In the April 2003 hearing on his nomination to the D.C. Circuit, John Roberts succinctly explained that the Supreme Court should accord no deference to wrong precedent: “[O]bviously if the decision is wrong, it should be overruled. That’s not activism. That’s applying the law correctly.” (p. 71)
The Left, by contrast, embraces a sort of Brezhnev doctrine in which the Court’s illegitimate power grabs in its favor are sacrosanct and any effort to overturn them is mislabeled as activism. Thus the bizarre “Nietzschean vision” (in Scalia’s apt phrase) of stare decisis set forth by the Court in Planned Parenthood v. Casey (declining to overturn Roe) but promptly abandoned by it in Lawrence v. Texas (overturning Bowers v. Hardwick).
While many on the Left will claim that Roberts’s general proposition is controversial, it is in fact elementary and flows directly from the justice’s oath of office. As the ultraliberal Justice Douglas put it, “A judge looking at a constitutional decision may have compulsions to revere past history and accept what was once written. But he remembers above all else that it is the Constitution which he swore to support and defend, not the gloss which his predecessors may have put on it.”

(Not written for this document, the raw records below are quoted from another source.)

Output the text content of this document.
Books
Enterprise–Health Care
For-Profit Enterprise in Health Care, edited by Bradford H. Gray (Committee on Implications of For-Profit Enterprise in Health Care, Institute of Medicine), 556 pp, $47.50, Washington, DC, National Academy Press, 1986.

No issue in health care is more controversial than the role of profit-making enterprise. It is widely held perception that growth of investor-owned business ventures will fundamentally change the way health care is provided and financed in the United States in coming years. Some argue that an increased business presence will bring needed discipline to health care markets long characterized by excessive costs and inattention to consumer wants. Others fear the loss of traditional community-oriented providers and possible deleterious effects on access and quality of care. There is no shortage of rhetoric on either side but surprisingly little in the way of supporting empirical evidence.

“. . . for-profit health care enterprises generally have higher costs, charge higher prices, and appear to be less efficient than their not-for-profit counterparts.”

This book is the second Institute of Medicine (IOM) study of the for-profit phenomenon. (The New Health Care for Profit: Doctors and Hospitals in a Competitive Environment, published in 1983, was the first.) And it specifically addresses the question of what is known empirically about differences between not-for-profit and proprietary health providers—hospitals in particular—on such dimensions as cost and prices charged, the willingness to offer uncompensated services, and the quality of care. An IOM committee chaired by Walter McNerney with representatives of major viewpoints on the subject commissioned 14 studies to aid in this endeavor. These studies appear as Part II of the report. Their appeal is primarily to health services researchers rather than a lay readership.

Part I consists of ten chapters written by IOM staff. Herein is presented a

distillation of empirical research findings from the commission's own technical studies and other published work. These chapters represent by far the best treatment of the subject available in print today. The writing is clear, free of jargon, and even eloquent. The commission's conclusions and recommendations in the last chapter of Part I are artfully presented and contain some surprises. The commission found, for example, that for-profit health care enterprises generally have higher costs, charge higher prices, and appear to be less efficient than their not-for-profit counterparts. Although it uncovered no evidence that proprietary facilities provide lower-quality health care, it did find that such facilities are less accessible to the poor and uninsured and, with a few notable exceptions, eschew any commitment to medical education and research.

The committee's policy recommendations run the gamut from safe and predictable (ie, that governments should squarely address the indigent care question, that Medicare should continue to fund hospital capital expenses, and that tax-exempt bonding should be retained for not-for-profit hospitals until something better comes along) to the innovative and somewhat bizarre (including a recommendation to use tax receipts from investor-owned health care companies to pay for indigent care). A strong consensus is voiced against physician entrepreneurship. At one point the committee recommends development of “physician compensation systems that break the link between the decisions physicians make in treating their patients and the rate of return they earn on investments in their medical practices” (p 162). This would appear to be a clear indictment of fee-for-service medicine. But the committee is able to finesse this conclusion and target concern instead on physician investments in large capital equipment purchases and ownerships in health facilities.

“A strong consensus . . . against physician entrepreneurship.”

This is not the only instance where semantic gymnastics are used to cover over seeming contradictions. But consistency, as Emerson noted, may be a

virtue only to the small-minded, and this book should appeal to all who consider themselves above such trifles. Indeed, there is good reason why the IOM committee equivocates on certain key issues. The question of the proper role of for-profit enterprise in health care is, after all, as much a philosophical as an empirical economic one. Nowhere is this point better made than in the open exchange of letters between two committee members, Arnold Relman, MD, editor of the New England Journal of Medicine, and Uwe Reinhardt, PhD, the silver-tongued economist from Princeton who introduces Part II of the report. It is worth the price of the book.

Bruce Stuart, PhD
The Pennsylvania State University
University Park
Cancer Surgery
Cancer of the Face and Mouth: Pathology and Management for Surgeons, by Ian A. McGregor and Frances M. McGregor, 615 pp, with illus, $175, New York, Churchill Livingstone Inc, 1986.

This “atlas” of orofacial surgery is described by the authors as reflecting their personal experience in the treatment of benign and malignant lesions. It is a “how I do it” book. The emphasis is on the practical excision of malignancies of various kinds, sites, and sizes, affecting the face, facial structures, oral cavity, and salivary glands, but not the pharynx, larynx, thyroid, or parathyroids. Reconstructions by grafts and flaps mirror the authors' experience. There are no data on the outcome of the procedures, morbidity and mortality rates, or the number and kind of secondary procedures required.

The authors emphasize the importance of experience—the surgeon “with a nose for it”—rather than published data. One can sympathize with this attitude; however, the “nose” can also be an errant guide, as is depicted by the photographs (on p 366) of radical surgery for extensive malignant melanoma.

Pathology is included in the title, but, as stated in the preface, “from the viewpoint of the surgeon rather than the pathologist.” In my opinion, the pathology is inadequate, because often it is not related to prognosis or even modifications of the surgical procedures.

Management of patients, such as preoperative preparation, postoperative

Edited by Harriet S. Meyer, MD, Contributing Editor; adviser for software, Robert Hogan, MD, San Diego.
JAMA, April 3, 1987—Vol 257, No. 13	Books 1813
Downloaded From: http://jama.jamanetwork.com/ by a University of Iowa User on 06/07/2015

By the way, it has been thought that an exception to this general rule might be necessary for “decisions that have become so embedded in our system of government that return is no longer possible” (Scalia’s phrase). But any such decisions are, at best, extremely rare and, as I intend to show in an essay one of these days, are in fact demonstrably non-existent. Stated somewhat differently, I will explain how it is possible to overturn any wrong decision, constitutional or statutory, without causing any serious disruption.